A l’inverse, les odeurs de menthe poivrée et de romarin ont eu tendance à augmenter les aboiements et les comportements moteurs.

Afin de mieux comprendre la procédure, dans une étude publié en 2018 dans Applied Animal Behavior Science, les chercheurs ont investigué l’effet d’une exposition à des tissus imprégnés de 5 gouttes d’huiles essentielles, une à chaque coin du tissus et une au centre. La préparation du tissu est effectuée 60 minutes avant l’exposition et conservée dans un sac plastique propre avant utilisation pour éviter toutes contaminations olfactives. Ainsi, les chiens ont été exposés à chaque odeur 2h par jour sur 3 jours consécutifs, avec deux jours d’intervalles entre les différentes odeurs (conditions). Le tissu est proposé de telle sorte que le chien puisse toucher et interagir avec le tissu.

Le choix du temps d’exposition s’est aussi fait en fonction de l’emploi du temps des animaux du refuge où s’est déroulée l’expérience. L’exposition a été faite de manière à ne pas se dérouler aux périodes où les animaux sont sortis pour une promenade ni lorsque leurs boxes sont nettoyés.

Ainsi, les résultats de cette étude montrent que les animaux, lorsqu’ils sont exposés à des odeurs de vanille, gingembre, noix de coco et valériane, sont plus calmes et moins stressés que lorsqu’ils ne sont exposés qu’au tissu seul.

Ce protocole représente donc une piste intéressante pour améliorer les conditions des animaux dans les refuges, notamment en diminuant leur stress .

Ce qui est d’autant plus marquant, c’est que ces résultats ont été observés aussi bien en l’absence qu’en présence de visiteurs dans le refuge. Ce point est donc intéressant pour le succès des adoptions.

Dans une revue publiée la même année, il est suggéré que les stimulations sensorielles apaisantes, d’ordre générale (olfactive et auditive principalement), pourraient présenter de nombreux avantages notamment durant la période de transition refuge – maison de l’adoptant.
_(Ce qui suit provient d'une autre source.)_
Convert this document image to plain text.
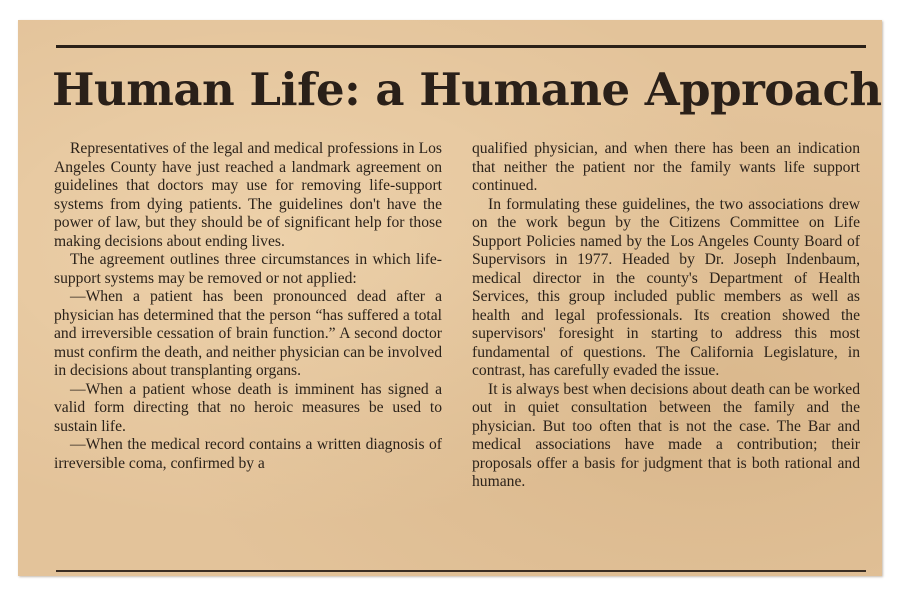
Human Life: a Humane Approach

Representatives of the legal and medical professions in Los Angeles County have just reached a landmark agreement on guidelines that doctors may use for removing life-support systems from dying patients. The guidelines don't have the power of law, but they should be of significant help for those making decisions about ending lives.

The agreement outlines three circumstances in which life-support systems may be removed or not applied:

—When a patient has been pronounced dead after a physician has determined that the person “has suffered a total and irreversible cessation of brain function.” A second doctor must confirm the death, and neither physician can be involved in decisions about transplanting organs.

—When a patient whose death is imminent has signed a valid form directing that no heroic measures be used to sustain life.

—When the medical record contains a written diagnosis of irreversible coma, confirmed by a

qualified physician, and when there has been an indication that neither the patient nor the family wants life support continued.

In formulating these guidelines, the two associations drew on the work begun by the Citizens Committee on Life Support Policies named by the Los Angeles County Board of Supervisors in 1977. Headed by Dr. Joseph Indenbaum, medical director in the county's Department of Health Services, this group included public members as well as health and legal professionals. Its creation showed the supervisors' foresight in starting to address this most fundamental of questions. The California Legislature, in contrast, has carefully evaded the issue.

It is always best when decisions about death can be worked out in quiet consultation between the family and the physician. But too often that is not the case. The Bar and medical associations have made a contribution; their proposals offer a basis for judgment that is both rational and humane.
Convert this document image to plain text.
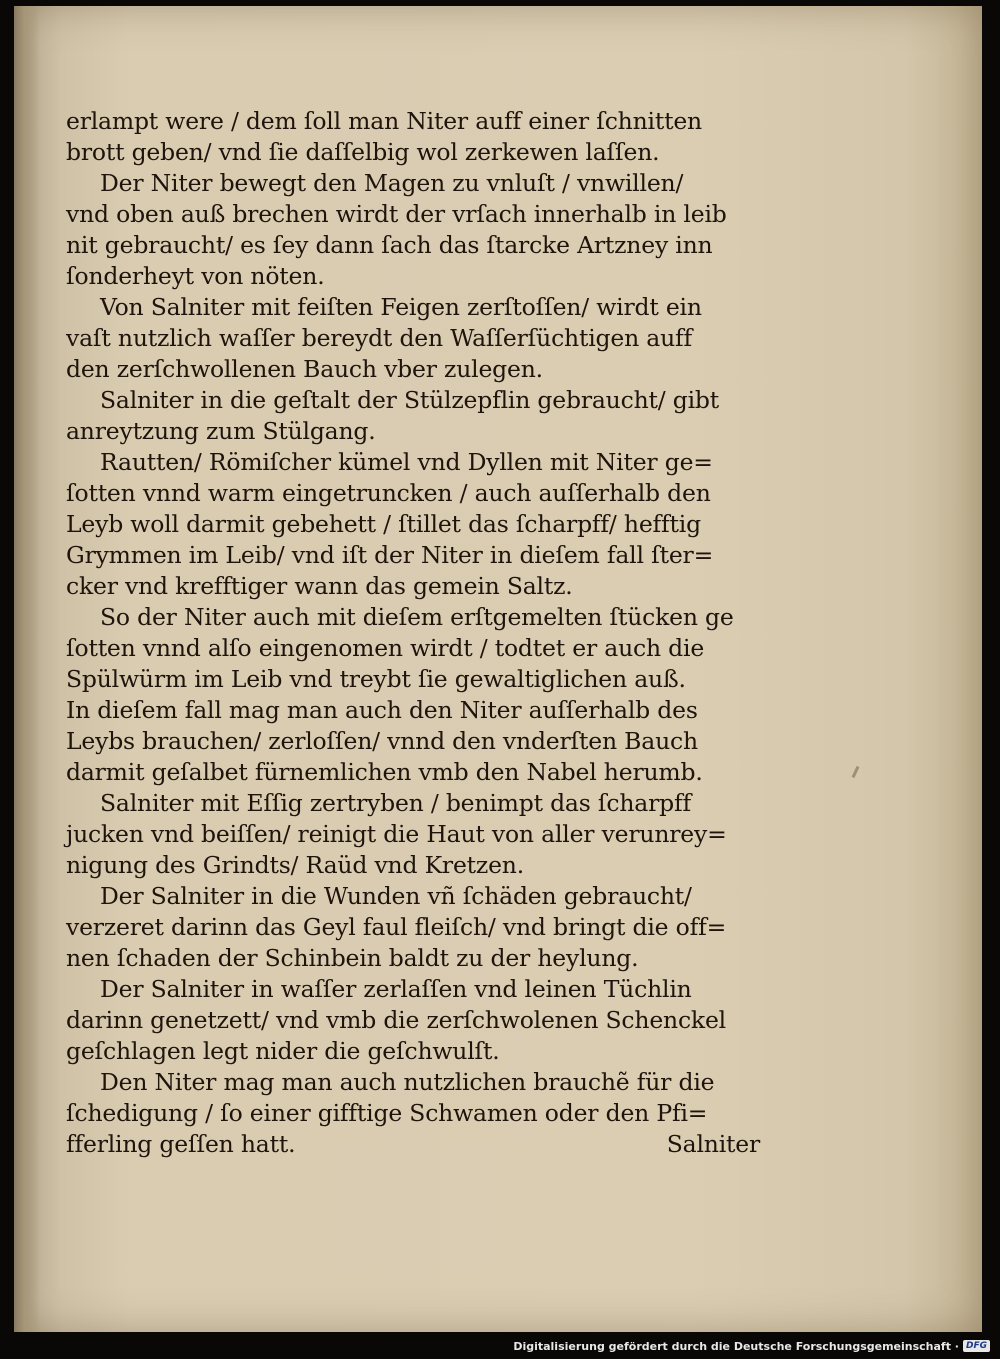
erlampt were / dem ſoll man Niter auff einer ſchnitten
brott geben/ vnd ſie daſſelbig wol zerkewen laſſen.
Der Niter bewegt den Magen zu vnluſt / vnwillen/
vnd oben auß brechen wirdt der vrſach innerhalb in leib
nit gebraucht/ es ſey dann ſach das ſtarcke Artzney inn
ſonderheyt von nöten.
Von Salniter mit feiſten Feigen zerſtoſſen/ wirdt ein
vaſt nutzlich waſſer bereydt den Waſſerſüchtigen auff
den zerſchwollenen Bauch vber zulegen.
Salniter in die geſtalt der Stülzepflin gebraucht/ gibt
anreytzung zum Stülgang.
Rautten/ Römiſcher kümel vnd Dyllen mit Niter ge=
ſotten vnnd warm eingetruncken / auch auſſerhalb den
Leyb woll darmit gebehett / ſtillet das ſcharpff/ hefftig
Grymmen im Leib/ vnd iſt der Niter in dieſem fall ſter=
cker vnd krefftiger wann das gemein Saltz.
So der Niter auch mit dieſem erſtgemelten ſtücken ge
ſotten vnnd alſo eingenomen wirdt / todtet er auch die
Spülwürm im Leib vnd treybt ſie gewaltiglichen auß.
In dieſem fall mag man auch den Niter auſſerhalb des
Leybs brauchen/ zerloſſen/ vnnd den vnderſten Bauch
darmit geſalbet fürnemlichen vmb den Nabel herumb.
Salniter mit Eſſig zertryben / benimpt das ſcharpff
jucken vnd beiſſen/ reinigt die Haut von aller verunrey=
nigung des Grindts/ Raüd vnd Kretzen.
Der Salniter in die Wunden vñ ſchäden gebraucht/
verzeret darinn das Geyl faul fleiſch/ vnd bringt die off=
nen ſchaden der Schinbein baldt zu der heylung.
Der Salniter in waſſer zerlaſſen vnd leinen Tüchlin
darinn genetzett/ vnd vmb die zerſchwolenen Schenckel
geſchlagen legt nider die geſchwulſt.
Den Niter mag man auch nutzlichen brauchẽ für die
ſchedigung / ſo einer gifftige Schwamen oder den Pfi=
fferling geſſen hatt.	Salniter
Digitalisierung gefördert durch die Deutsche Forschungsgemeinschaft · DFG
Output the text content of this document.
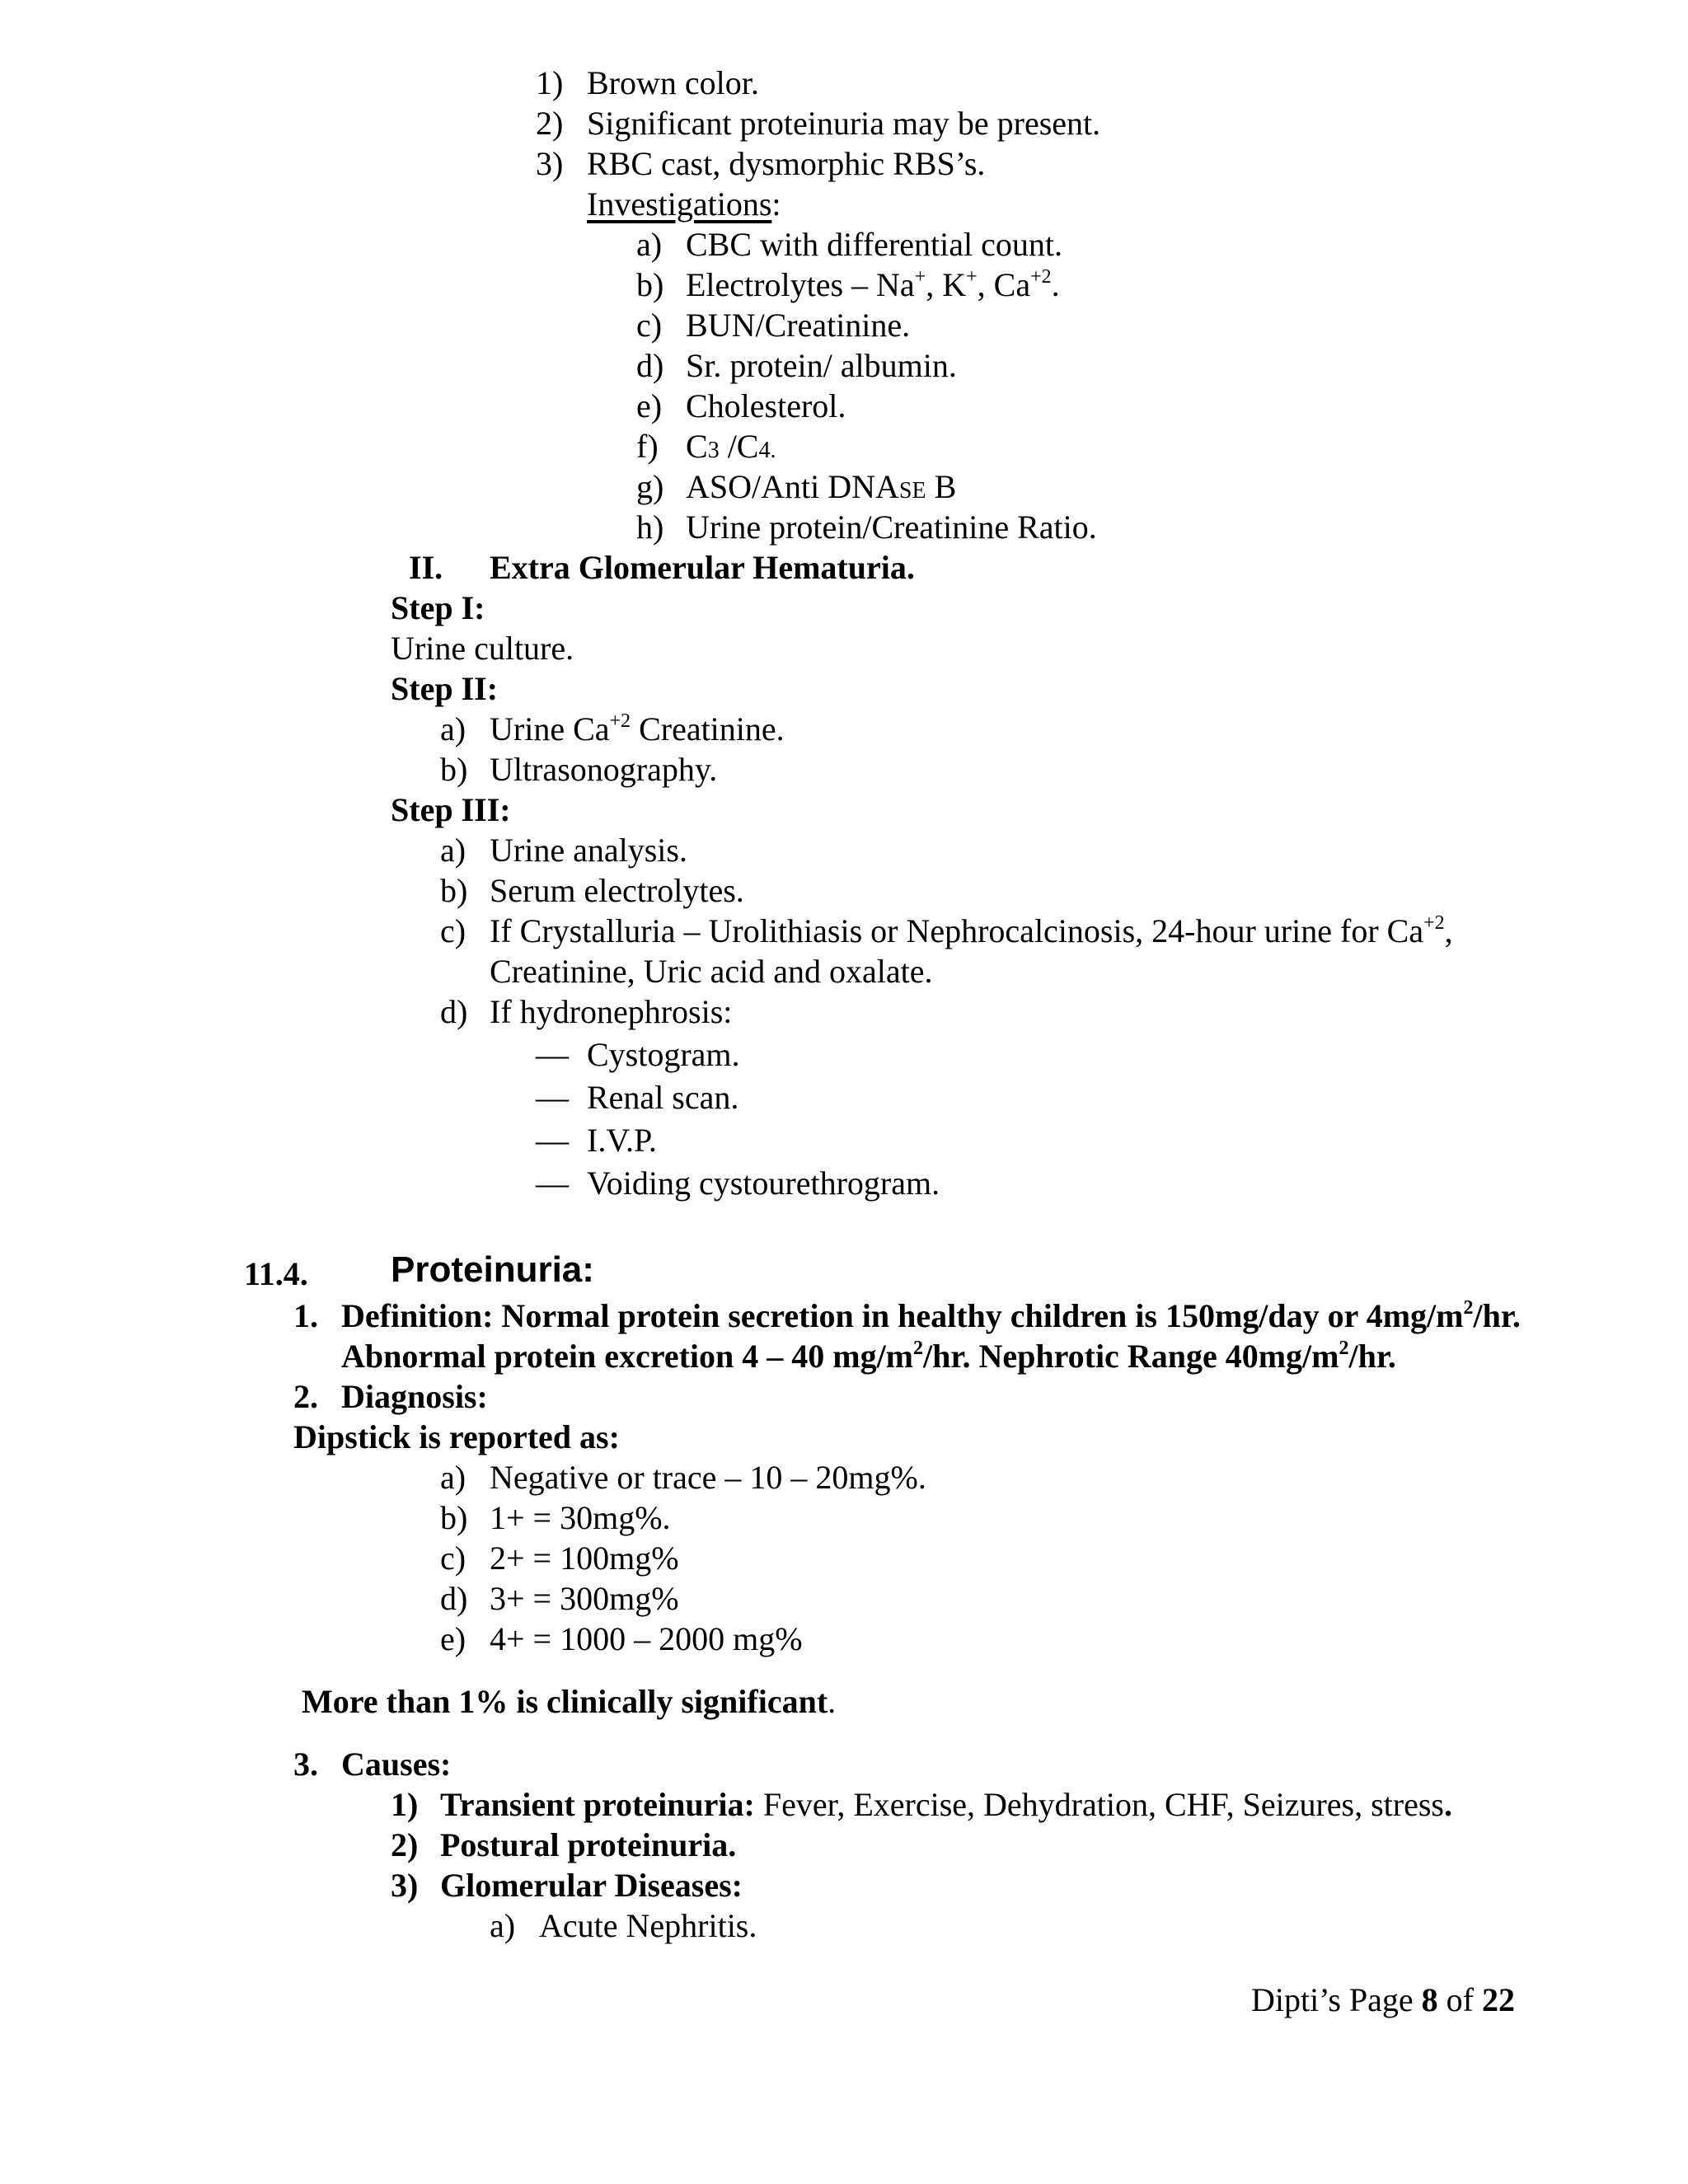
1) Brown color.
2) Significant proteinuria may be present.
3) RBC cast, dysmorphic RBS’s.
Investigations:
a) CBC with differential count.
b) Electrolytes – Na+, K+, $Ca^{+2}$.
c) BUN/Creatinine.
d) Sr. protein/ albumin.
e) Cholesterol.
f) C3 /C4.
g) ASO/Anti DNASE B
h) Urine protein/Creatinine Ratio.
II. Extra Glomerular Hematuria.
Step I:
Urine culture.
Step II:
a) Urine $Ca^{+2}$ Creatinine.
b) Ultrasonography.
Step III:
a) Urine analysis.
b) Serum electrolytes.
c) If Crystalluria – Urolithiasis or Nephrocalcinosis, 24-hour urine for $Ca^{+2}$,
Creatinine, Uric acid and oxalate.
d) If hydronephrosis:
— Cystogram.
— Renal scan.
— I.V.P.
— Voiding cystourethrogram.
11.4. Proteinuria:
1. Definition: Normal protein secretion in healthy children is 150mg/day or $4mg/m^2/hr$.
Abnormal protein excretion 4 – 40 $mg/m^2/hr$. Nephrotic Range $40mg/m^2/hr$.
2. Diagnosis:
Dipstick is reported as:
a) Negative or trace – 10 – 20mg%.
b) 1+ = 30mg%.
c) 2+ = 100mg%
d) 3+ = 300mg%
e) 4+ = 1000 – 2000 mg%
More than 1% is clinically significant.
3. Causes:
1) Transient proteinuria: Fever, Exercise, Dehydration, CHF, Seizures, stress.
2) Postural proteinuria.
3) Glomerular Diseases:
a) Acute Nephritis.
Dipti’s Page 8 of 22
L’utilisation de stimulus apaisant durant la période de transition entre le refuge et la maison de l’accueillant pourrait constituer une piste intéressante à explorer concernant le succès de l’adoption. Généralement, la première semaine d’adoption représente une période critique durant laquelle les chiens peuvent être renvoyé au refuge pour cause de destruction, vocalisation importante, hyper-vigilance etc..

Sans être complètement établi, car de nombreux points et questionnements restent encore en suspens quant à l’efficacité de ce type d’approche, notamment en raison du faible nombre d’étude sur le sujet, l’enrichissement olfactif représente aujourd’hui une piste intéressante et abordable en terme d’investissement économique et humain afin d’améliorer le bien-être des animaux en refuge.

Cependant, il reste important de vérifier les préférences de chacun avant d’intégrer une nouvelle odeur, car les goûts des uns ne font pas ceux des autres.

Bibliographie :

Lynne Graham, Deborah L.Wells and Peter G.Hepper, The influence of olfactory stimulation on the behaviour of dogs housed in a rescue shelter Applied Animal Behaviour Science, Applied Animal Behaviour Science 91 (2005) 143-153

Johnathan Binks, Sienna Taylor, Alison Wills, V. Tamara Montrose, The behavioural effects of olfactory stimulation on dogs at a rescue shelter, Applied Animal Behaviour Science 202 (2018) 69–76

Giacomo Riggio, A review on the effects of sensory stimulation in shleter dogs, Dog Bheavior, 2018-1, 25-35.